I'm actually starting to like the USA again...
Cars are registered and insured in the US at the state level, the federal government isn't party to it. Frankly, even at the state level, insurance is not filed with the state unless you have prior convictions of lacking required insurance (then you have to file a SR-22, at least in Texas).
My auto insurance is between me and my insurance company, I have a card to show a police officer if pulled over that I carry at least the minimum required coverage, but the government doesn't know how much, only that I have "enough".
As for a "wealth tax", are you serious? Blah... if it is taxed when I earn it, then you can't have another go at it, that is the whole idea of no double taxation. We fought a war of independence to rid ourselves of such nonsense. Of course, we have the death tax, which is clearly unconstitutional, but seems to be ignored anyway, so perhaps I shouldn't talk. Stupid government not following its own rules.

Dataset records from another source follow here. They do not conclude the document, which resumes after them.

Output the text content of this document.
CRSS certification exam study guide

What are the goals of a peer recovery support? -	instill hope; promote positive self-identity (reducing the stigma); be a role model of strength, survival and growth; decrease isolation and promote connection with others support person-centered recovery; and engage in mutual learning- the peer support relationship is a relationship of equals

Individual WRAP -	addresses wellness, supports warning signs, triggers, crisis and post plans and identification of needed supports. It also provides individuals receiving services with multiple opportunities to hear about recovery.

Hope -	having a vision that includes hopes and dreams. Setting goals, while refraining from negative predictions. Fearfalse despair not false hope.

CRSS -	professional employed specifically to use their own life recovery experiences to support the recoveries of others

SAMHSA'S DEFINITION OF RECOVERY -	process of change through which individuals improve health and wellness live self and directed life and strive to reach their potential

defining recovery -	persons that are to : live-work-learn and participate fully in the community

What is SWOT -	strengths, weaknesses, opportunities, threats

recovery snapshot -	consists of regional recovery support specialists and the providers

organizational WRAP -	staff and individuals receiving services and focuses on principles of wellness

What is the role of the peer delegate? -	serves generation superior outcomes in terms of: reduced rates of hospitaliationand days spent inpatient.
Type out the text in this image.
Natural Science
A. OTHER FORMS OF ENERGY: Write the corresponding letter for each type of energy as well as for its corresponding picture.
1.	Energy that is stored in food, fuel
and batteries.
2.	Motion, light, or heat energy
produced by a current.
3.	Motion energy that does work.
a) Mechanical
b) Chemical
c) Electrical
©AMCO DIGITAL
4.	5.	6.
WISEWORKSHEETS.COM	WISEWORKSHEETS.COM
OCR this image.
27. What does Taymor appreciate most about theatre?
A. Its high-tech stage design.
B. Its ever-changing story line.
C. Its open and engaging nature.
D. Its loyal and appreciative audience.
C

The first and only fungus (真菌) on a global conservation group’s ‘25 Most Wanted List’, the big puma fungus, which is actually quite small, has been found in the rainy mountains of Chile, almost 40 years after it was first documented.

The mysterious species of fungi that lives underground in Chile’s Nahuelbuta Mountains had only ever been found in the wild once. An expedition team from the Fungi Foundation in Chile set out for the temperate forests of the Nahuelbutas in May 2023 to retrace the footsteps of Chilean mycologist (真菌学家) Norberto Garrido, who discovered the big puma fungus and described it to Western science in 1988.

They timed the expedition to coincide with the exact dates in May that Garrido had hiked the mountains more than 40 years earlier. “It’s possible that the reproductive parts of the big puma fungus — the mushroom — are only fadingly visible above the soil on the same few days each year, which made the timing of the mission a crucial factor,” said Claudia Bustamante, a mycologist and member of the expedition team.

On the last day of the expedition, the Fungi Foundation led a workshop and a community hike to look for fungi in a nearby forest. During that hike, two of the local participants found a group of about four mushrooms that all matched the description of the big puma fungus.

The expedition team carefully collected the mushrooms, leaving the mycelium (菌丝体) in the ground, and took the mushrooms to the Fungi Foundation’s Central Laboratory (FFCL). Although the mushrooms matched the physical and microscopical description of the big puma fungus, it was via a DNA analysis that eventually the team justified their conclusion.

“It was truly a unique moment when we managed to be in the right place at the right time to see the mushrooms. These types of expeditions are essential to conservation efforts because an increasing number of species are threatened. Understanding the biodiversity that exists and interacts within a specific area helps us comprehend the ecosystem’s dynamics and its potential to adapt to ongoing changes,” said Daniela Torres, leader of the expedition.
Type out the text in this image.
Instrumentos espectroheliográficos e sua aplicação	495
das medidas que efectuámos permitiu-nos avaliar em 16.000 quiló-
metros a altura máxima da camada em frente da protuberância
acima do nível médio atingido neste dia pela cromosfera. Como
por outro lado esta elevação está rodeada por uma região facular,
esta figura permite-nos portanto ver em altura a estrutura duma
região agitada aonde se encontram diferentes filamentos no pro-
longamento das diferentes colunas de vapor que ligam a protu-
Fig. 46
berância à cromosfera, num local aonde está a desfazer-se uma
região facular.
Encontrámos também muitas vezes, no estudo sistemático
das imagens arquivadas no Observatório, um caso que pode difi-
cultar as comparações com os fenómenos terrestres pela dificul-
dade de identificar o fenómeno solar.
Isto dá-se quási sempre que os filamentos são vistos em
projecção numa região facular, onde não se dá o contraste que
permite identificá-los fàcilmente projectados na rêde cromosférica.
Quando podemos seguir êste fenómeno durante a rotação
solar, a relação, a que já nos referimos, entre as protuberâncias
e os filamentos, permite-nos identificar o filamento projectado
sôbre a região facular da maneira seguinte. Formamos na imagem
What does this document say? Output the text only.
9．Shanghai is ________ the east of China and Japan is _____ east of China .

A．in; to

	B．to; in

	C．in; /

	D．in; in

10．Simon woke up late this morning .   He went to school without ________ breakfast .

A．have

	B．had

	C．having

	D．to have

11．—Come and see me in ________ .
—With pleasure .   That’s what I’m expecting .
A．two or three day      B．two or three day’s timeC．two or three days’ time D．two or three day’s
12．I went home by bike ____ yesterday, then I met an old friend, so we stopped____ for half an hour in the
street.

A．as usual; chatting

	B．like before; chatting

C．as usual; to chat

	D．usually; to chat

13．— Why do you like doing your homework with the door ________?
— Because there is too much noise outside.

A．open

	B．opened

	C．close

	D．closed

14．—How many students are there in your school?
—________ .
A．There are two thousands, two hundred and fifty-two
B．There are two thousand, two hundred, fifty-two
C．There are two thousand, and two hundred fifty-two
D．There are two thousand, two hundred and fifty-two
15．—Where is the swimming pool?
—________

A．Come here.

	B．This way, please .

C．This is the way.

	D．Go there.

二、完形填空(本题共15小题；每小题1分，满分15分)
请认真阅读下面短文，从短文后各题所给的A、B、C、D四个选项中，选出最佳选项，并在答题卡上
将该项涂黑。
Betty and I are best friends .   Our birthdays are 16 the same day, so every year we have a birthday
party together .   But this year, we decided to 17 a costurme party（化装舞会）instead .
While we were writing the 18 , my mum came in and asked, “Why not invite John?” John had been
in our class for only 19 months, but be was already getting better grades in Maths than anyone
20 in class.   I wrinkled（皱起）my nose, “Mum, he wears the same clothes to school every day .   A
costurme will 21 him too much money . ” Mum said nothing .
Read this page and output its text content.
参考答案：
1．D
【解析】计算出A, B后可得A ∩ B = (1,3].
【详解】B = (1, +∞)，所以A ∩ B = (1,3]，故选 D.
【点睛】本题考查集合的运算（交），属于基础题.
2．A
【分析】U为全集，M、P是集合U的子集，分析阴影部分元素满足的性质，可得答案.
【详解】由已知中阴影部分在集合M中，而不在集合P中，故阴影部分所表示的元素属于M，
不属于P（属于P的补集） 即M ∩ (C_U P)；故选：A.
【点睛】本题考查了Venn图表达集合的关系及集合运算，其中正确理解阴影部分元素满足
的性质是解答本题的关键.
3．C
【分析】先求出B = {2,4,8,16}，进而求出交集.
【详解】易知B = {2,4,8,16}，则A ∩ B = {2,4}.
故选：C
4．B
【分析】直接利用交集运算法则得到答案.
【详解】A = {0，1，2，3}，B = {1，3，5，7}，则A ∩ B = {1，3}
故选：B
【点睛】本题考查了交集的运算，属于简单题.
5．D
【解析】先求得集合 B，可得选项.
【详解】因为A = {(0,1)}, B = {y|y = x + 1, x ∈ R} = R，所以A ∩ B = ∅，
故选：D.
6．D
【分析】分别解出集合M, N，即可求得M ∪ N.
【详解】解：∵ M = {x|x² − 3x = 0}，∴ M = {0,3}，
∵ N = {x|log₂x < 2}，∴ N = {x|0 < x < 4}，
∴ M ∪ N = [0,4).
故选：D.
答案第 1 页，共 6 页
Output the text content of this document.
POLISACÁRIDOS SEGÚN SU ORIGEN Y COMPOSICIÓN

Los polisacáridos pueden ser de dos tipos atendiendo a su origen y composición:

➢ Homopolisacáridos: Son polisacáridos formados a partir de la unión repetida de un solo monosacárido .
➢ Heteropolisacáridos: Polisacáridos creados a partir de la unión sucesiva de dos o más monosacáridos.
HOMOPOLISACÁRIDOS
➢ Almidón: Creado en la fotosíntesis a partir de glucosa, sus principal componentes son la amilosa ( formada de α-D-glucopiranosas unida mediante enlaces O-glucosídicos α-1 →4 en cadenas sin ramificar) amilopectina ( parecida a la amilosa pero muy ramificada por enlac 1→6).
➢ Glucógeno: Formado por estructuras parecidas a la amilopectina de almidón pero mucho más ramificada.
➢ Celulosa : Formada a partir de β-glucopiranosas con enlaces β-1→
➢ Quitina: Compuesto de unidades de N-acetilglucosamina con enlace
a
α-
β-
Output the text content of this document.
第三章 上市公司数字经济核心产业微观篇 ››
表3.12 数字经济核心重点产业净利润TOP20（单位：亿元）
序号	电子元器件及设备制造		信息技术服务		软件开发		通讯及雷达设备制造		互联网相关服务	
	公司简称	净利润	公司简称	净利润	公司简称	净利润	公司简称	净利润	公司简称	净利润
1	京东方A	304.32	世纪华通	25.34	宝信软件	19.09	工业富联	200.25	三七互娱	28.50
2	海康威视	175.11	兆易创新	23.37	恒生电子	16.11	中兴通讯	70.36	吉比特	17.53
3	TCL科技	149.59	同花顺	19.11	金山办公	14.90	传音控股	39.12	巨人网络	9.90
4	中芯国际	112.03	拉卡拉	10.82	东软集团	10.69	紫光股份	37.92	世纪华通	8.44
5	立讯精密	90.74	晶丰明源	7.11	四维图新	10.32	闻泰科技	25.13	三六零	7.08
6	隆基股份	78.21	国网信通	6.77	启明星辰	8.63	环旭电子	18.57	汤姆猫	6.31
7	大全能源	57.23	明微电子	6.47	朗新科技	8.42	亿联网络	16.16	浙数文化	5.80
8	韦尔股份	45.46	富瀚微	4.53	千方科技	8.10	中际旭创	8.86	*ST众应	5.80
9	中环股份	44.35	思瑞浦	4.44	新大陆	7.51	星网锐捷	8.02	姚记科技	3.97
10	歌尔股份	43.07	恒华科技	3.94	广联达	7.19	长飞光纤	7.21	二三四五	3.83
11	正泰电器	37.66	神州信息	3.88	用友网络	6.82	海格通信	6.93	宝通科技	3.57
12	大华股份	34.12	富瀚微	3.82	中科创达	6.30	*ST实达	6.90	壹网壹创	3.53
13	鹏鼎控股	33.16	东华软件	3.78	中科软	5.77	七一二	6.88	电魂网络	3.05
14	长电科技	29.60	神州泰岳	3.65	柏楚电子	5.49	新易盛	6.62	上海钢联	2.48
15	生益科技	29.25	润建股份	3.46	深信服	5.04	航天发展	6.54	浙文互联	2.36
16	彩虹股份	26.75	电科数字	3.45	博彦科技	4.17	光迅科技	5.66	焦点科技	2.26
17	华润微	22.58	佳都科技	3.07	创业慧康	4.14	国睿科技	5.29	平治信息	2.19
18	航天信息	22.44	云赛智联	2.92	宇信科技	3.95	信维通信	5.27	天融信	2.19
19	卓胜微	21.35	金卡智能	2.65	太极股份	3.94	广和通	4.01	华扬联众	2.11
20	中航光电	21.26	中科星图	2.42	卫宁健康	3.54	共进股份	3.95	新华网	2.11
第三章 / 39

As far as insurance goes - you only need to have liability insurance. If you want to insure your car for theft and damages, that's voluntary - but being able to pay for damages caused by you isn't. And as Norway is a rather small country, rather than a federation of states, expect it to have information and powers that you'd usually think would would be separated by "federal" and "state". You get a sticker every year showing that the yearly road fee is paid, and that liability insurance is OK.
Wealth tax has some bad side effects - like most taxes - and fortunately, the new government is working towards removing it. However, the Norwegian tax system is in general more sane than the US system - lower rates and less loop holes - so it isn't all bad. And more importantly, Norway has a healthy budget surplus - the key to any sane tax cut.